There’s more to the Crystal Valley trail story |

There’s more to the Crystal Valley trail story

Scott Condon is making an apples-to-oranges comparison when he puts Wilderness Workshop and the Crystal Valley Environmental Protection Association into the same category of “prominent environmental organizations” (“Crystal Valley trail debate exposes rift among Carbondale-Redstone environmentalists,” Dec. 21, The Aspen Times).

CVEPA board member Peter Westcott’s off-highway trail development stance, while waxing poetical about his lifelong tenure as an environmentalist, was almost as curious as his accusations of Wilderness Workshop being bought off by donations. Perhaps Condon should have done a little investigative journalism for this article and asked CVEPA’s resigning members what caused their disillusionment.

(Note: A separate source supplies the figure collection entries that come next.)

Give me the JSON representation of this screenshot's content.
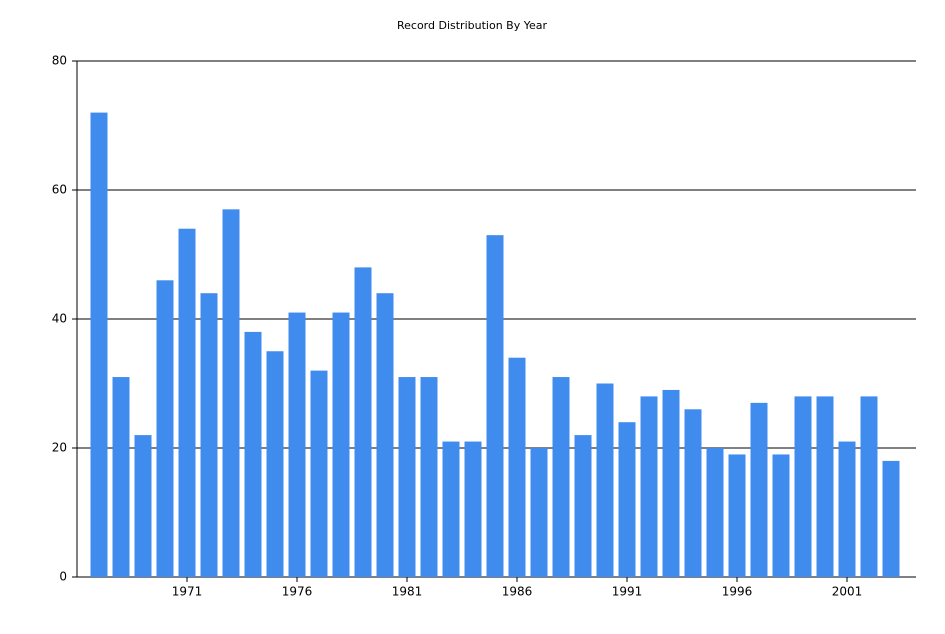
{
  "chart_data": {
    "type": "bar",
    "title": "Record Distribution By Year",
    "categories": [
      null,
      null,
      null,
      null,
      "1971",
      null,
      null,
      null,
      null,
      "1976",
      null,
      null,
      null,
      null,
      "1981",
      null,
      null,
      null,
      null,
      "1986",
      null,
      null,
      null,
      null,
      "1991",
      null,
      null,
      null,
      null,
      "1996",
      null,
      null,
      null,
      null,
      "2001",
      null,
      null
    ],
    "values": [
      72,
      31,
      22,
      46,
      54,
      44,
      57,
      38,
      35,
      41,
      32,
      41,
      48,
      44,
      31,
      31,
      21,
      21,
      53,
      34,
      20,
      31,
      22,
      30,
      24,
      28,
      29,
      26,
      20,
      19,
      27,
      19,
      28,
      28,
      21,
      28,
      18
    ],
    "color": "#3f8cee",
    "ylim": [
      0,
      80
    ],
    "yticks": [
      0,
      20,
      40,
      60,
      80
    ],
    "grid": true
  }
}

As well, it may have been good journalism to disclose that Dale Will (yes, the same Dale Will of Pitkin County Open Space and Trails) is a longtime CVEPA board member and past president. Is there any question about where the allegiance falls in this so called environmental organization? Yet another CVEPA board member stood up at this same Board of County Commissioners meeting to boast about the lack of wildlife in the Bear Gulch area as added incentive for the off-highway trail alignment that would invade this abundant and precious habitat.

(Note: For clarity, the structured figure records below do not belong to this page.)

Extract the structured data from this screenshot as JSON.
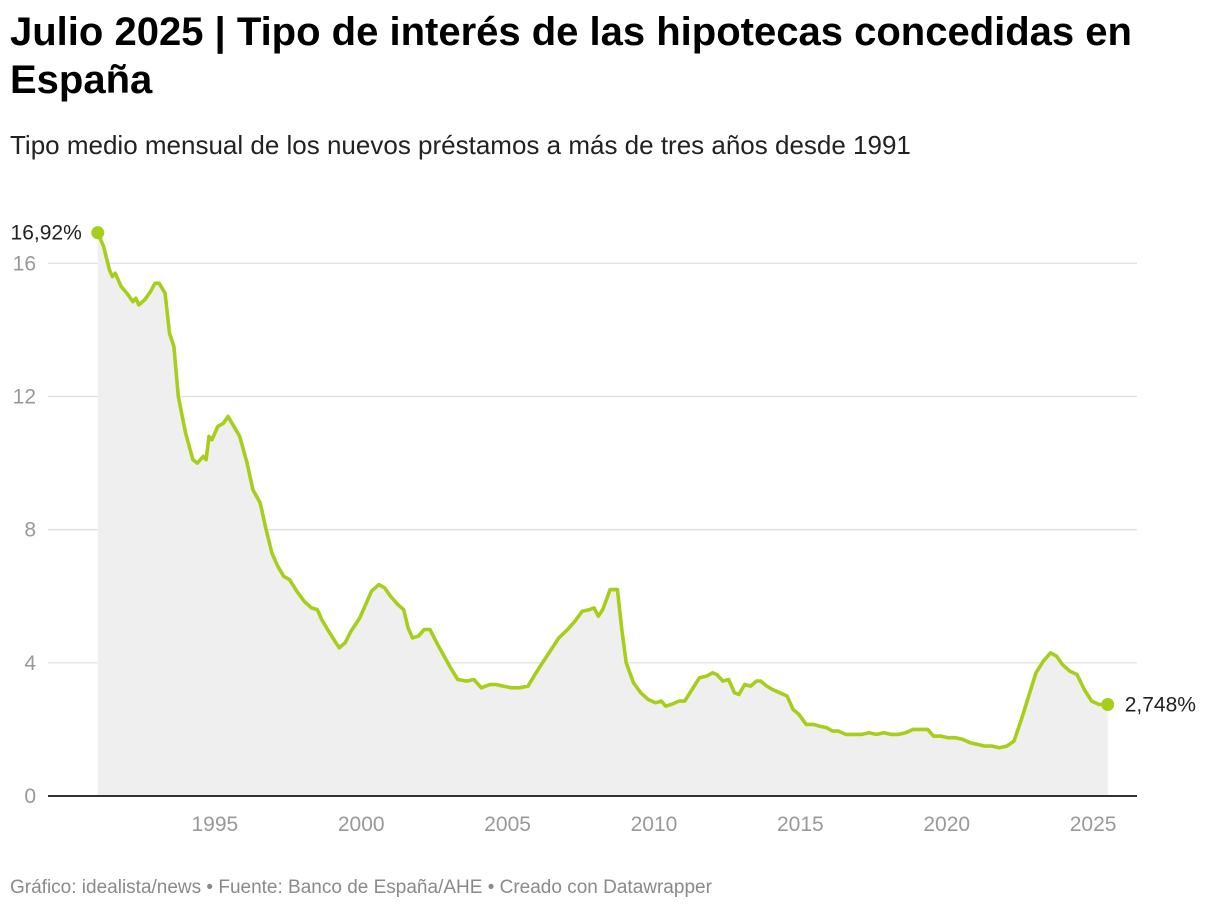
{
  "header": {
    "title": "Julio 2025 | Tipo de interés de las hipotecas concedidas en España",
    "subtitle": "Tipo medio mensual de los nuevos préstamos a más de tres años desde 1991"
  },
  "footer": {
    "credits": "Gráfico: idealista/news • Fuente: Banco de España/AHE • Creado con Datawrapper"
  },
  "chart_data": {
    "type": "area",
    "title": "Julio 2025 | Tipo de interés de las hipotecas concedidas en España",
    "subtitle": "Tipo medio mensual de los nuevos préstamos a más de tres años desde 1991",
    "xlabel": "",
    "ylabel": "",
    "xlim": [
      1989.3,
      2026.5
    ],
    "ylim": [
      0,
      17
    ],
    "x_ticks": [
      1995,
      2000,
      2005,
      2010,
      2015,
      2020,
      2025
    ],
    "y_ticks": [
      0,
      4,
      8,
      12,
      16
    ],
    "x_tick_labels": [
      "1995",
      "2000",
      "2005",
      "2010",
      "2015",
      "2020",
      "2025"
    ],
    "y_tick_labels": [
      "0",
      "4",
      "8",
      "12",
      "16"
    ],
    "grid": "horizontal",
    "colors": {
      "line": "#a6ce1a",
      "area": "#efefef",
      "grid": "#dedede",
      "axis": "#333333",
      "tick_text": "#999999"
    },
    "series": [
      {
        "values_unit": "%",
        "points": [
          [
            1991.0,
            16.92
          ],
          [
            1991.2,
            16.5
          ],
          [
            1991.4,
            15.8
          ],
          [
            1991.5,
            15.6
          ],
          [
            1991.6,
            15.7
          ],
          [
            1991.8,
            15.3
          ],
          [
            1992.0,
            15.1
          ],
          [
            1992.2,
            14.85
          ],
          [
            1992.3,
            14.95
          ],
          [
            1992.4,
            14.75
          ],
          [
            1992.6,
            14.9
          ],
          [
            1992.8,
            15.15
          ],
          [
            1992.95,
            15.4
          ],
          [
            1993.1,
            15.4
          ],
          [
            1993.3,
            15.1
          ],
          [
            1993.45,
            13.9
          ],
          [
            1993.6,
            13.5
          ],
          [
            1993.75,
            12.0
          ],
          [
            1994.0,
            10.9
          ],
          [
            1994.25,
            10.1
          ],
          [
            1994.4,
            10.0
          ],
          [
            1994.6,
            10.2
          ],
          [
            1994.7,
            10.1
          ],
          [
            1994.8,
            10.8
          ],
          [
            1994.9,
            10.7
          ],
          [
            1995.1,
            11.1
          ],
          [
            1995.3,
            11.2
          ],
          [
            1995.45,
            11.4
          ],
          [
            1995.65,
            11.1
          ],
          [
            1995.85,
            10.8
          ],
          [
            1996.1,
            10.0
          ],
          [
            1996.3,
            9.2
          ],
          [
            1996.55,
            8.8
          ],
          [
            1996.75,
            8.0
          ],
          [
            1996.95,
            7.3
          ],
          [
            1997.15,
            6.9
          ],
          [
            1997.35,
            6.6
          ],
          [
            1997.55,
            6.5
          ],
          [
            1997.8,
            6.15
          ],
          [
            1998.05,
            5.85
          ],
          [
            1998.3,
            5.65
          ],
          [
            1998.5,
            5.6
          ],
          [
            1998.65,
            5.3
          ],
          [
            1998.85,
            5.0
          ],
          [
            1999.1,
            4.65
          ],
          [
            1999.25,
            4.45
          ],
          [
            1999.45,
            4.6
          ],
          [
            1999.65,
            4.95
          ],
          [
            1999.95,
            5.35
          ],
          [
            2000.15,
            5.75
          ],
          [
            2000.35,
            6.15
          ],
          [
            2000.6,
            6.35
          ],
          [
            2000.8,
            6.25
          ],
          [
            2001.0,
            6.0
          ],
          [
            2001.25,
            5.75
          ],
          [
            2001.45,
            5.6
          ],
          [
            2001.6,
            5.05
          ],
          [
            2001.75,
            4.75
          ],
          [
            2001.95,
            4.8
          ],
          [
            2002.15,
            5.0
          ],
          [
            2002.35,
            5.0
          ],
          [
            2002.55,
            4.65
          ],
          [
            2002.8,
            4.25
          ],
          [
            2003.05,
            3.85
          ],
          [
            2003.3,
            3.5
          ],
          [
            2003.6,
            3.45
          ],
          [
            2003.85,
            3.5
          ],
          [
            2004.1,
            3.25
          ],
          [
            2004.4,
            3.35
          ],
          [
            2004.6,
            3.35
          ],
          [
            2004.85,
            3.3
          ],
          [
            2005.15,
            3.25
          ],
          [
            2005.4,
            3.25
          ],
          [
            2005.7,
            3.3
          ],
          [
            2005.9,
            3.6
          ],
          [
            2006.15,
            3.95
          ],
          [
            2006.45,
            4.35
          ],
          [
            2006.75,
            4.75
          ],
          [
            2007.05,
            5.0
          ],
          [
            2007.3,
            5.25
          ],
          [
            2007.55,
            5.55
          ],
          [
            2007.8,
            5.6
          ],
          [
            2007.95,
            5.65
          ],
          [
            2008.1,
            5.4
          ],
          [
            2008.25,
            5.6
          ],
          [
            2008.5,
            6.2
          ],
          [
            2008.75,
            6.2
          ],
          [
            2008.9,
            5.0
          ],
          [
            2009.05,
            4.0
          ],
          [
            2009.3,
            3.4
          ],
          [
            2009.55,
            3.1
          ],
          [
            2009.8,
            2.9
          ],
          [
            2010.05,
            2.8
          ],
          [
            2010.25,
            2.85
          ],
          [
            2010.4,
            2.7
          ],
          [
            2010.6,
            2.75
          ],
          [
            2010.85,
            2.85
          ],
          [
            2011.05,
            2.85
          ],
          [
            2011.3,
            3.2
          ],
          [
            2011.55,
            3.55
          ],
          [
            2011.8,
            3.6
          ],
          [
            2012.0,
            3.7
          ],
          [
            2012.15,
            3.65
          ],
          [
            2012.35,
            3.45
          ],
          [
            2012.55,
            3.5
          ],
          [
            2012.75,
            3.1
          ],
          [
            2012.9,
            3.05
          ],
          [
            2013.1,
            3.35
          ],
          [
            2013.3,
            3.3
          ],
          [
            2013.5,
            3.45
          ],
          [
            2013.65,
            3.45
          ],
          [
            2013.85,
            3.3
          ],
          [
            2014.05,
            3.2
          ],
          [
            2014.3,
            3.1
          ],
          [
            2014.55,
            3.0
          ],
          [
            2014.75,
            2.6
          ],
          [
            2014.95,
            2.45
          ],
          [
            2015.2,
            2.15
          ],
          [
            2015.45,
            2.15
          ],
          [
            2015.65,
            2.1
          ],
          [
            2015.9,
            2.05
          ],
          [
            2016.1,
            1.95
          ],
          [
            2016.3,
            1.95
          ],
          [
            2016.55,
            1.85
          ],
          [
            2016.8,
            1.85
          ],
          [
            2017.1,
            1.85
          ],
          [
            2017.35,
            1.9
          ],
          [
            2017.6,
            1.85
          ],
          [
            2017.85,
            1.9
          ],
          [
            2018.1,
            1.85
          ],
          [
            2018.35,
            1.85
          ],
          [
            2018.6,
            1.9
          ],
          [
            2018.85,
            2.0
          ],
          [
            2019.1,
            2.0
          ],
          [
            2019.35,
            2.0
          ],
          [
            2019.55,
            1.8
          ],
          [
            2019.8,
            1.8
          ],
          [
            2020.05,
            1.75
          ],
          [
            2020.3,
            1.75
          ],
          [
            2020.55,
            1.7
          ],
          [
            2020.8,
            1.6
          ],
          [
            2021.05,
            1.55
          ],
          [
            2021.3,
            1.5
          ],
          [
            2021.55,
            1.5
          ],
          [
            2021.8,
            1.45
          ],
          [
            2022.05,
            1.5
          ],
          [
            2022.3,
            1.65
          ],
          [
            2022.55,
            2.3
          ],
          [
            2022.8,
            3.0
          ],
          [
            2023.05,
            3.7
          ],
          [
            2023.3,
            4.05
          ],
          [
            2023.55,
            4.3
          ],
          [
            2023.75,
            4.2
          ],
          [
            2023.95,
            3.95
          ],
          [
            2024.2,
            3.75
          ],
          [
            2024.45,
            3.65
          ],
          [
            2024.7,
            3.2
          ],
          [
            2024.95,
            2.85
          ],
          [
            2025.2,
            2.75
          ],
          [
            2025.5,
            2.748
          ]
        ]
      }
    ],
    "annotations": [
      {
        "label": "16,92%",
        "x": 1991.0,
        "y": 16.92
      },
      {
        "label": "2,748%",
        "x": 2025.5,
        "y": 2.748
      }
    ]
  }
}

To quote, “I was just up there last week and there was no wildlife at all! Nothing!” Is this shortsighted anecdotal assessment of wildlife habitat the words of the leader of an environmental organization? Contrast this to the moving words of Wilderness Workshop Board member Karin Teague, who encouraged the BOCC to re-evaluate the trail plan in this present and very grave environmental climate complete with devastating wildfires and barely existent stream flows. Finally, by discrediting Wildnerness Workshop, Westcott can conveniently discredit the results of Rick Thompson’s wildlife study, an absolute must for this self-proclaimed environmentalist to feel justified to push for a self serving trail alignment.